The next step is to listen to the communications that have arrived. You can start listening for inbound messages by using the smartSmsUserConsent() method. You can pass the number of the sender who is sending the SMS verification in the method if you know it, or you can pass NULL if you don’t.

Kotlin




val someRandomTask = gfgSMSRetriver.getClient(context).startSmsUserConsent(goerNumber)

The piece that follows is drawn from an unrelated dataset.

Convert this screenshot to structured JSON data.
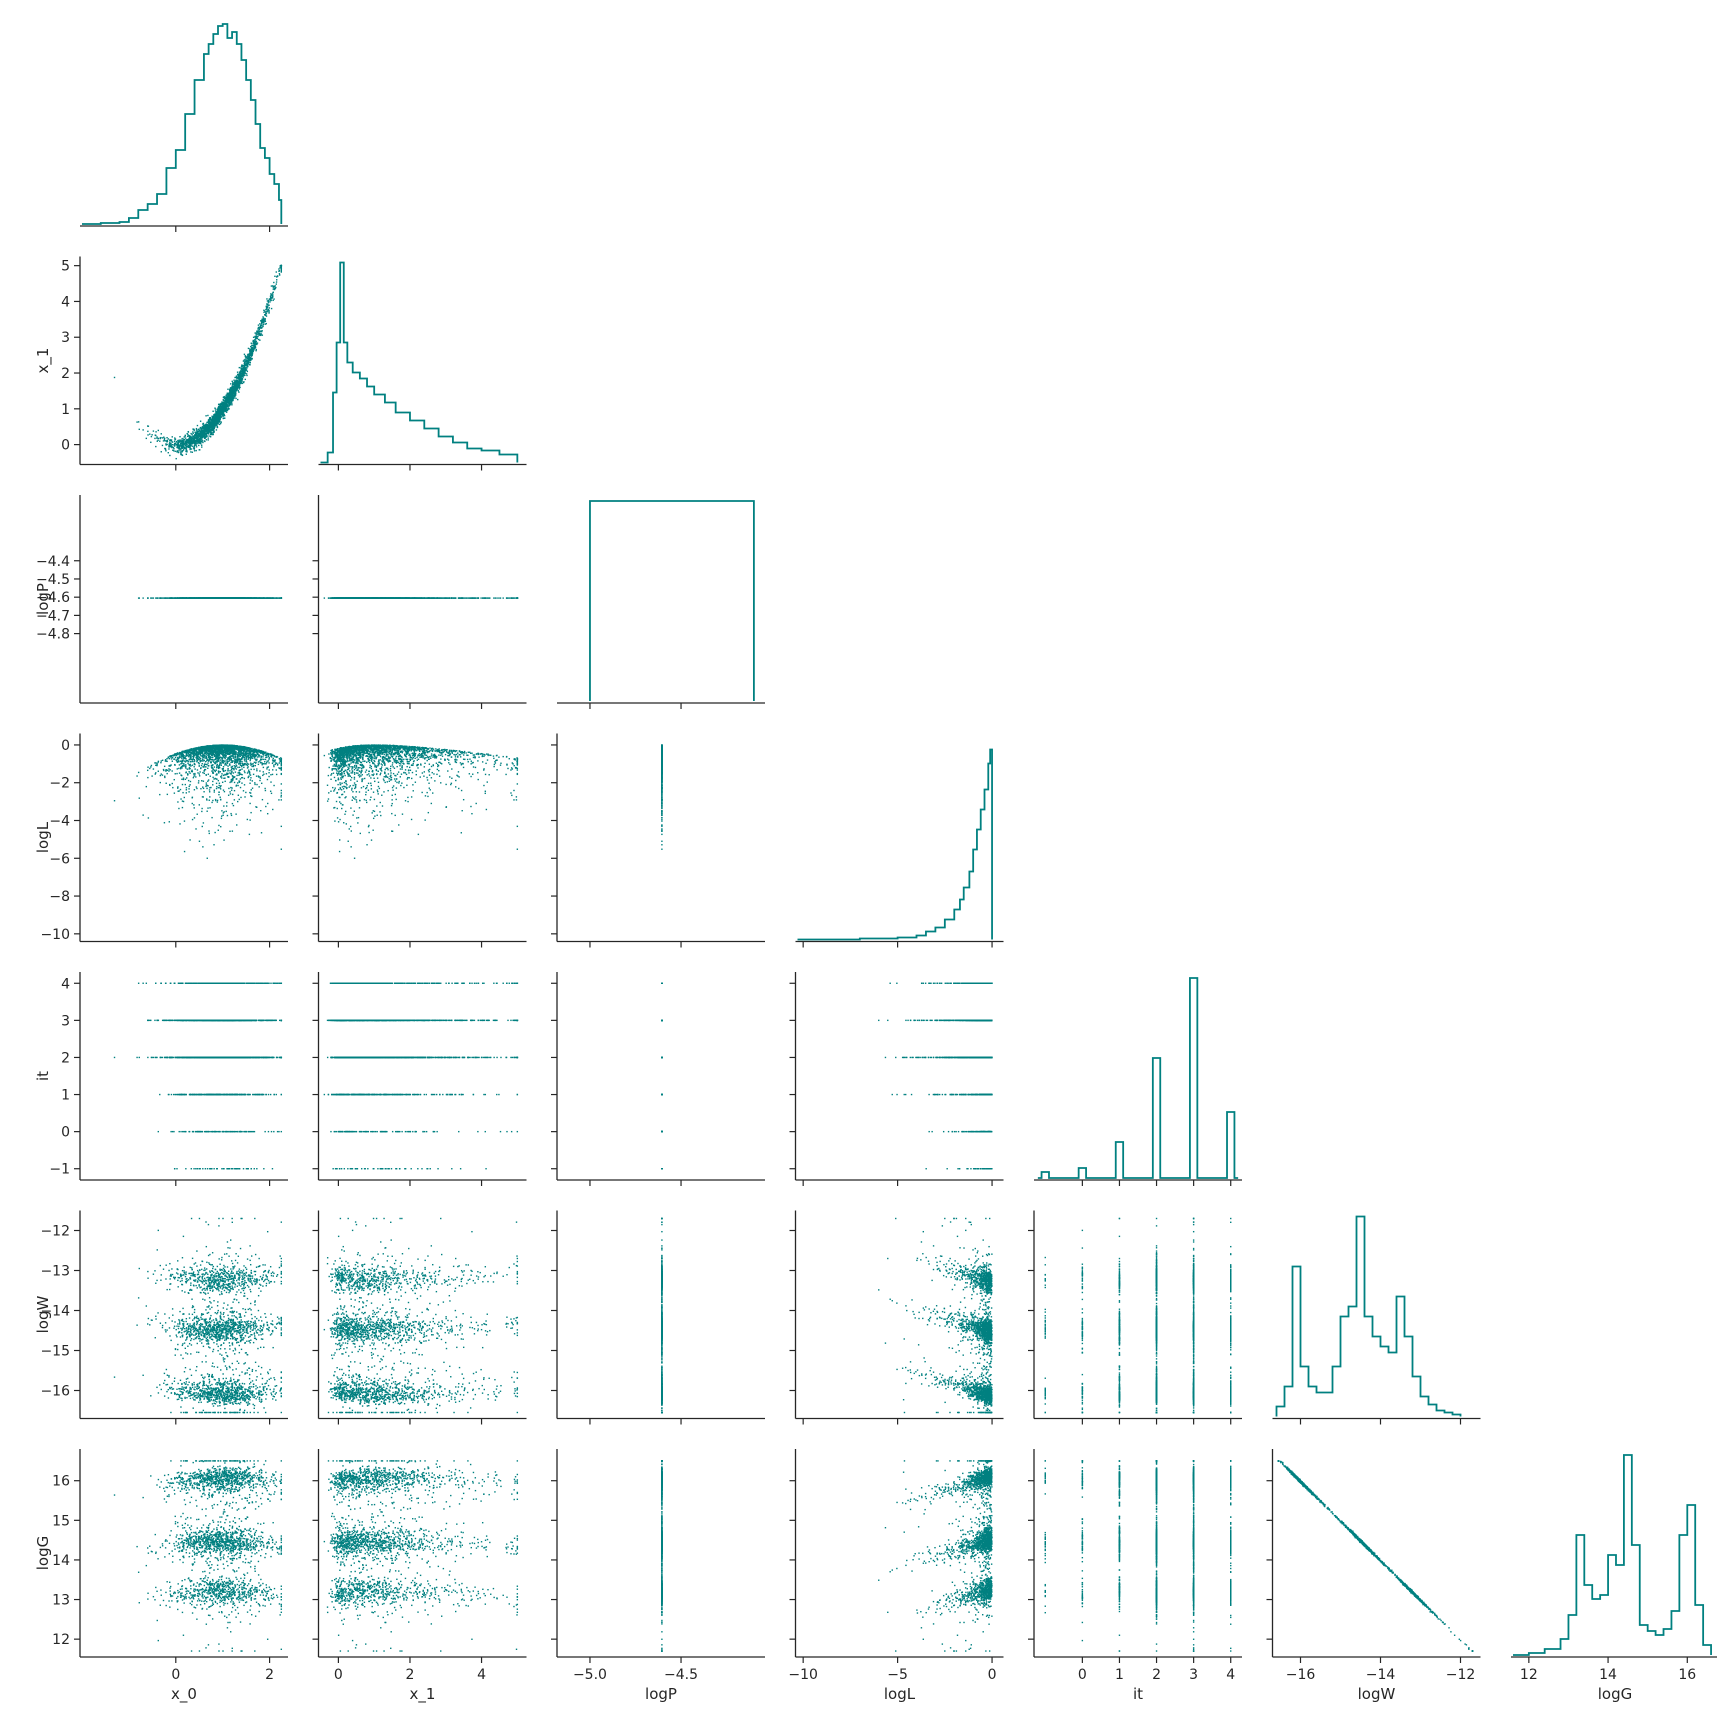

So, we’ve completed the first stage, namely, we’ve launched the SMS User Consent API, and our next task is to deliver the SMS verification code. You can utilize your verification code sender to send the One Time Code to the user’s phone number from here. So, if your SMS meets all four of the API’s Message criteria, the prompt will be displayed to the user. As a result, you’ll require a broadcast receiver that responds to SMS RECEIVED ACTION intents to handle these broadcasts.

Kotlin




// Set to an unused request code
private val GFG_REQUEST = 2  
private val smsVerificationReceiver = object : BroadcastReceiver() {
    override fun onReceive(context: Context, intent: Intent) {
        if (SmsRetriever.SMS_RETRIEVED_ACTION == intent.action) {
            val extras = intent.extras
            val gfgRetrieverSMS = extras?.get(SmsRetriever.EXTRA_STATUS) as Status
  
            when (gfgRetrieverSMS.statusCode) {
                FamousgfgCodes.SUCCESS -> {
                    val consentIntent = extras.getParcelable<Intent>(SmsRetriever.EXTRA_CONSENT_INTENT)
                    try {
                        startActivityForResult(consentIntent, GFG_REQUEST)
                    } catch (e: ActivityNotFoundException) {                    }
                }
                FamousgfgCodes.TIMEOUT -> {                }
            }
        }
    }
}
  
override fun onCreate(savedInstanceState: Bundle?) {
    val intentFilter = IntentFilter(SmsRetriever.SMS_RETRIEVED_ACTION)
    registerReceiver(smsVerificationReceiver, intentFilter)
}

You can also include the option of manually entering the SMS verification code for a better user experience because if the code is received on another device, the user can manually enter the code in your app.

Conclusion

We learned how to use the SMS User Consent API in our Android application in this article. So, in general, there are three steps: Start, Prompt, and Read Message. Before sending the code, we first start the API, then show the user a prompt to grant permission for code reading from the message, and finally, if permission is granted, the API extracts the code from your message, which you can use.